In light of recent changes in dining, the College’s Food Committee, comprised of members of both College Council (CC) and Dining Services, has begun reviewing student reactions to dining changes, soliciting suggestions from the campus community and furthering research into sustainable initiatives within dining.
The Food Committee, which has existed for approximately a decade and meets on a monthly basis, includes the executive chef, lead chefs and dining hall managers for Mission Park, Driscoll and Whitmans’ as well as students selected by CC.
“Our main focus right now is how are we doing with our programs and what we need to address with the new system change,” said Chris Abayasinghe, assistant director of student dining.
Abayasinghe, who serves on the Food Committee, said he and other dining staff members closely monitor student feedback through media like WSO, the Record and CC meetings and that they also strive to be visible in dining halls and open to student comment.
“I personally have a lot of meetings with [dining],” said Ifiok Inyang ’11, CC co-president and Food Committee member. “They’re always in the dining halls. They really do a good job about being visible.”
Inyang said he makes a point to speak informally with Dining Services about two or three times a week.
“They really use the Food Com. and CC as a resource, and that allows us to have a really good relationship with them,” he said.
Abayasinghe said that pre-dining changes, the committee had mainly spent its time reflecting on the dining program, but over the past several weeks, the committee has been tasked with observing and examining recent dining trends.
At its most recent meeting on Oct. 5, the Food Committee discussed increasing breakfast options in Whitmans’ to include cereals, yogurt and made-to-order eggs, something several students present at the meeting suggested. Committee members also discussed reintroducing food items to Whitmans’ Late Night that were served at Snack Bar last year.
“When we created our Late Night program, we wanted to create a distinct identity between Lee Snack Bar and Late Night,” Abayasinghe said. He cited certain features and appliances in Whitmans’, including the teppanyaki grill used for making vegan dishes, and the salad table that is larger and more convenient to use than the one that served Snack Bar last year.
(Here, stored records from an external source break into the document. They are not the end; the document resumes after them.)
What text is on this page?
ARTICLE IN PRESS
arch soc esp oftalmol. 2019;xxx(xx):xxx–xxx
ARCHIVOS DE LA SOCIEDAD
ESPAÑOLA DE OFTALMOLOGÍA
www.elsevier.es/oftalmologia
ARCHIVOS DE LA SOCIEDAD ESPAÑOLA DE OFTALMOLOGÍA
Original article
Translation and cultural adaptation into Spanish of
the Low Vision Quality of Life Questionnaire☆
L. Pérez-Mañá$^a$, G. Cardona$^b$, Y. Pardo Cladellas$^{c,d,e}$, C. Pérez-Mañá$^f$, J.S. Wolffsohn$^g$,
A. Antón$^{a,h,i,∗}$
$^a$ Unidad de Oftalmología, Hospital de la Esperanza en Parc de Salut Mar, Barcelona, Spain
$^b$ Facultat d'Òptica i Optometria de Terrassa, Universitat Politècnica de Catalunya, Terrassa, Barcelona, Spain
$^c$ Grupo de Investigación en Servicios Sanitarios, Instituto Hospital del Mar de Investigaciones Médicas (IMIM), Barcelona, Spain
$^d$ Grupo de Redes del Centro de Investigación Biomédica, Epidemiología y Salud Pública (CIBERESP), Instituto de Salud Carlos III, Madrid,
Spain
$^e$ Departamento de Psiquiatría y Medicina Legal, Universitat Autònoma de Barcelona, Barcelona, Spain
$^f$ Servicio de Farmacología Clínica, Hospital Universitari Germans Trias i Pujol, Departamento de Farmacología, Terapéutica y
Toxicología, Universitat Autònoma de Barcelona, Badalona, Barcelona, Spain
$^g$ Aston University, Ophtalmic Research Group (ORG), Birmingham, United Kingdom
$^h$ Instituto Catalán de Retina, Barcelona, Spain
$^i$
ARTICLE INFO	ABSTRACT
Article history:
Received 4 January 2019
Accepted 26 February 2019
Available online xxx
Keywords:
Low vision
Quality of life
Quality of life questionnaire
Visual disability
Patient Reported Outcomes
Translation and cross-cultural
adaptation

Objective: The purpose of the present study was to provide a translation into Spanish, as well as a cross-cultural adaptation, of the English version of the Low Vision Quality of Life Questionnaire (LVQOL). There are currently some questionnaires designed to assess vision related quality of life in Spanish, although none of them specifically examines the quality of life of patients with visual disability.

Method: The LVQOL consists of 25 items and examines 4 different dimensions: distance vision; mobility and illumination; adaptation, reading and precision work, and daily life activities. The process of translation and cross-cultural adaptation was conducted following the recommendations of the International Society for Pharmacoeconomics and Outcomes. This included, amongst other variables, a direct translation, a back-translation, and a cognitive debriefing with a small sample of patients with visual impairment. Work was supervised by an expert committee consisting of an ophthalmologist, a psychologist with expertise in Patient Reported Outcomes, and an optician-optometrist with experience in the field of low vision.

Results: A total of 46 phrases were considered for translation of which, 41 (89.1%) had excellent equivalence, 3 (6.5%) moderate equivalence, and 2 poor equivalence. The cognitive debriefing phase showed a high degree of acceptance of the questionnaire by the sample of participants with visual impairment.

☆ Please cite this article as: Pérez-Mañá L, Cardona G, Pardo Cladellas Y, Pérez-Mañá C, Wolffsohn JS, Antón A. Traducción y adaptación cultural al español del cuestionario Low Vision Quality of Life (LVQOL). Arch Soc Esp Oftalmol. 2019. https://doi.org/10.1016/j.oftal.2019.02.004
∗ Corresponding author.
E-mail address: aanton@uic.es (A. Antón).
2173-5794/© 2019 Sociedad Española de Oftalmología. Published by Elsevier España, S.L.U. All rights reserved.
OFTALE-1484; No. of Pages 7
“There were definite [menu] additions that we could make,” Abayasinghe said. He noted that keeping the menu identical to last year’s Snack Bar offerings “wouldn’t really have utilized our ability to make healthy items,” Abayasinghe said.
He added that Dining Services made a point to keep on the Late Night menu items such as mozzarella sticks, burgers, fries, gelato and smoothies that were popular at Snack Bar last year. In response to a question many students have asked, Abayasinghe said last year’s chicken patty has been replaced by a grilled chicken sandwich, which he said serves as a food option that is more diverse alongside the chicken tenders, which are also new this year.
According to Abayasinghe, the Food Committee is working to reintroduce honey buns to Whitmans’ and to introduce falafel food options as early as two weeks from now.
Another issue the Food Committee is looking at is sustainability on campus. The College has implemented the reusable to-go container as an alternative to last year’s paper to-go box, and more environmentally friendly changes are on the way.
Erwin Bernhart, associate manager of Paresky Center and Food Committee member, said he is currently researching a reusable container to hold liquids, including soup, coffee, cereal and yogurt.
“At some point, we want to step away or significantly reduce our paper cups,” Bernhart said. “That would be the next step in the reusable container program.” He added that while Dining Services would implement the program in order to reduce waste on campus, the College would save money as well.
Bernhart is also working on better publicizing the current reusable to-go box initiative to “make more people aware of this program” and eliminate confusion.
Abayasinghe and Inyang both stressed the importance of open communication between the student body and the dining staff, and Inyang said the Food Committee serves just that purpose.
“The biggest benefit is that the Food Committee gives Dining a direct line into student opinions and what they’re feeling,” Inyang said. “It’s a perfect blend of bringing the top level administration and the sophomore who’s eating at Mission to be at the same table and have a frank conversation about what’s good and what’s not working.”